Franz Philip Kaulen


Franz Philip Kaulen was a German Catholic scriptural scholar.

Life

He attended the gymnasium in his native city, studied theology at the University of Bonn from 1846 to 1849, and was ordained priest at Cologne on 3 September 1850. For several years he was engaged on the mission in various stations of the Diocese of Cologne, until in 1859 he was appointed lecturer at the Konvikt or theological school at Bonn. In 1862 he received the degree of Doctor of Divinity from the University of Würzburg in virtue of a commentary on the Book of Jonas; in 1863 he obtained a chair of Old Testament exegesis at the University of Bonn; in 1880 and 1882 he was appointed extraordinary and ordinary professor of theology at the same university.
In 1890 he was raised to the dignity of a domestic prelate by Pope Leo XIII; in 1900 he received the grand cross of the Order of the Knights of the Holy Sepulchre, and in 1903 he was made a member of the Biblical Commission.

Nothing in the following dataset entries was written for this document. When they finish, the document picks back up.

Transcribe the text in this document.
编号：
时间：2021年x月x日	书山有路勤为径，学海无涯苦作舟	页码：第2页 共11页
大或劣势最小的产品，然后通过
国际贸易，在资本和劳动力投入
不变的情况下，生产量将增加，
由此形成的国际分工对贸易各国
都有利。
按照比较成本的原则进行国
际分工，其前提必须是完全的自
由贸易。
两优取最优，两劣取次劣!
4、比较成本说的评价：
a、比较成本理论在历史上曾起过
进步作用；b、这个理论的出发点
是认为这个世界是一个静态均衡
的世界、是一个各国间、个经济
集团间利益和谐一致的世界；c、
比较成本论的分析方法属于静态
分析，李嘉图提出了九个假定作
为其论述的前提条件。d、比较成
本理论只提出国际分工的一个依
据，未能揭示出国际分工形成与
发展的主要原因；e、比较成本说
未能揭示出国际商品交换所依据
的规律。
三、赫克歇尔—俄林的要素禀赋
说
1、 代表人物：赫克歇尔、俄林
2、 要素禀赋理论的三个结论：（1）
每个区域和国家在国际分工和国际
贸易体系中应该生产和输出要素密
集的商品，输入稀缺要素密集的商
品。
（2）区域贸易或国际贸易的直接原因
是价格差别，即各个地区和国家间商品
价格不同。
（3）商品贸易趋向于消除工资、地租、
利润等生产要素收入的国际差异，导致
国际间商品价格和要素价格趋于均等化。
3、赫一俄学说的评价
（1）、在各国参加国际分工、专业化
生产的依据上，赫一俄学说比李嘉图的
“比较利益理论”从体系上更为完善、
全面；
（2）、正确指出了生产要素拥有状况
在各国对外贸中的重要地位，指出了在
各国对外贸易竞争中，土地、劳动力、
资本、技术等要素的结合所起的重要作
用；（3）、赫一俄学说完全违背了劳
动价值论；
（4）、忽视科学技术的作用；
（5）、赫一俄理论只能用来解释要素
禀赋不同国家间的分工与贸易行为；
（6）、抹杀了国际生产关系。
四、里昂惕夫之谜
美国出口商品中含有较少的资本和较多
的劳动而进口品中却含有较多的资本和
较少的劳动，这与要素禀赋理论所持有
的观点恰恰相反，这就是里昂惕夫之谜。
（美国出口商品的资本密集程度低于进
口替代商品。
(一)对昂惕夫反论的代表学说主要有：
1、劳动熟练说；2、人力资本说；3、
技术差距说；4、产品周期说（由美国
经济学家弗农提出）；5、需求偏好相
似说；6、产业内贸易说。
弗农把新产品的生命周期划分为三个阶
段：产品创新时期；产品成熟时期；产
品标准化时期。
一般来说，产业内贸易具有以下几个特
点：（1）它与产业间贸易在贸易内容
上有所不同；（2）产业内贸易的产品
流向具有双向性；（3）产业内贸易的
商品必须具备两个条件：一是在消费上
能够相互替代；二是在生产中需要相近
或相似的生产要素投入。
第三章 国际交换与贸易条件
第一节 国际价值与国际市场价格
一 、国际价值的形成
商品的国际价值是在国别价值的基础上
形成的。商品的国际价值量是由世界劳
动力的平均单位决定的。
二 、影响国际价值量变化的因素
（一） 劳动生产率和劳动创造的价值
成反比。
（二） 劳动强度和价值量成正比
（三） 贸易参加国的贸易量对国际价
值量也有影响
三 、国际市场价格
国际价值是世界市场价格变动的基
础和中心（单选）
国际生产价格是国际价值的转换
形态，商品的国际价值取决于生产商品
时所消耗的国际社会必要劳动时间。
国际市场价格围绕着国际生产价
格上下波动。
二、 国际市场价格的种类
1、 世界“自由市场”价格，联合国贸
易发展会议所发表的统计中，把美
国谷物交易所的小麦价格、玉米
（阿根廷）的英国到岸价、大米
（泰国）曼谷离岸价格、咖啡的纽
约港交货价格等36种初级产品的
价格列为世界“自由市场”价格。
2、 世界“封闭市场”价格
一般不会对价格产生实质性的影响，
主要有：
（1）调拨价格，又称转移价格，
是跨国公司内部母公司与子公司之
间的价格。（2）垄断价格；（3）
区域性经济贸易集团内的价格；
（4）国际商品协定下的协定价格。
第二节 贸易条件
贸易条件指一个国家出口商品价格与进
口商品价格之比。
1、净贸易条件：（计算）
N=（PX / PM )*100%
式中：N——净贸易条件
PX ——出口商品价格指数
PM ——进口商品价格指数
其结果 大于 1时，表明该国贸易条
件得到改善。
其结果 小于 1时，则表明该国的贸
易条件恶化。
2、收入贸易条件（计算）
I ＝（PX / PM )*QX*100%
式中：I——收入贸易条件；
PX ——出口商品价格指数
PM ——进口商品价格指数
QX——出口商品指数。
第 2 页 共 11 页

During the same year he was compelled to give up teaching owing to an apoplectic stroke.

Works

The study of the Bible was Kaulen's aim from the beginning. He kept it before his mind even when engaged in the ministry or in the conferences at the theological school of Bonn; and nearly all his works refer to it or kindred subjects. His principal works are:
The grammar to the Vulgate, the "Introduction" and "Assyria and Babylon" passed through several editions. The work on Babel was attacked by August Friedrich Pott, in an 1863 book Anti-Kaulen.
A lasting monument of his theological learning is found in the second edition of the "Kirchenlexikon". The first edition of his work which comprised 11 volumes, a supplement, and a general index, was issued by the publishing firm of Benjamin Herder. A second edition soon appeared necessary: in 1877 the editorship was entrusted to Joseph Hergenröther, then professor in Würzburg, but, at the elevation of the latter to the cardinalate in 1879, was finally given to Kaulen, who presided over the work until it was completed.
The new or second edition comprises twelve volumes and a general index; the first volume appeared in 1886, the last in 1901, and the index, prepared by Hermann Joseph Kamp, with an introduction on the divisions of theology by Melchior Abfalter, in 1903. Kaulen was helped by Hermann Streber, by A. M. Weiss, O.P., who prepared the catalogue of subjects, and by a large number of learned contributors, the list of whom is given at the end of the last volume. The part taken by Kaulen consisted in editing the articles contributed, in revising several articles taken over from the first edition, and in contributing many articles of his own; the enumeration of his personal contributions fills almost five columns in the general list of contributors.